Bad Diaspora Poems
Vintage | Paperback | ISBN: 978-1-5299-2256-1
Winner of the 2024 Glenna Luschei Prize for African Poetry
Winner of the Forward Prize for Best First Collection
Finalist for the Sunday Times Young Writer of the Year Award
Winner of the Sky Arts Award for Poetry
The definition of diaspora is the dispersion of people from their original homeland. But what does it mean to write diaspora poetry? Momtaza Mehri’s debut collection poses this question, taking us from Mogadishu to Naples, Lampedusa to London. Mixing her own family’s experience with the stories of many others across nineteenth- and twentieth-century Somalia, Bad Diaspora Poems confronts the ambivalent nature of speaking for those who have been left behind. We meet the poet, the translator, the refugee, the exile, and the diaspora kid attempting to transcend their clichéd angst. Told in lyric, prose and text messages, and taking place in living rooms and marketplaces, on buses and balconies, on transatlantic journeys and online, these are essential poems about our diasporic age.
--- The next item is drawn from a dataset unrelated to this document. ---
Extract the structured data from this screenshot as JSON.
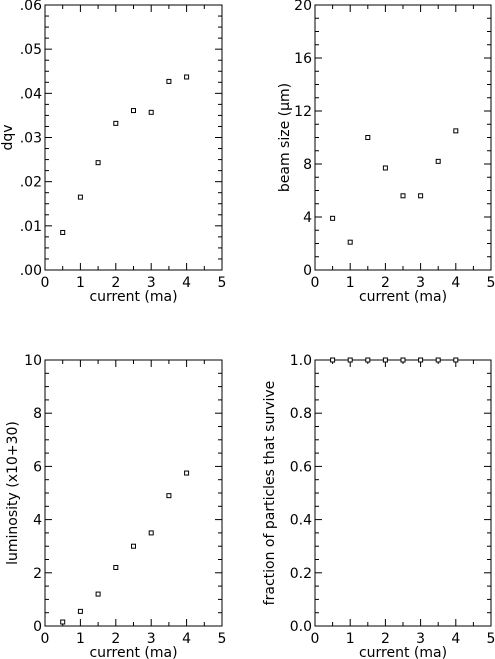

Momtaza Mehri is an award-winning poet and essayist. She is a former Young People’s Poet Laureate for London and winner of the 2019 Manchester Writing Prize. Her writing has featured in the Guardian, POETRY, Granta, Wasafiri, Bidoun, the White Review and on BBC Radio 4. She works across criticism, translation, anti-disciplinary research practices, education and radio.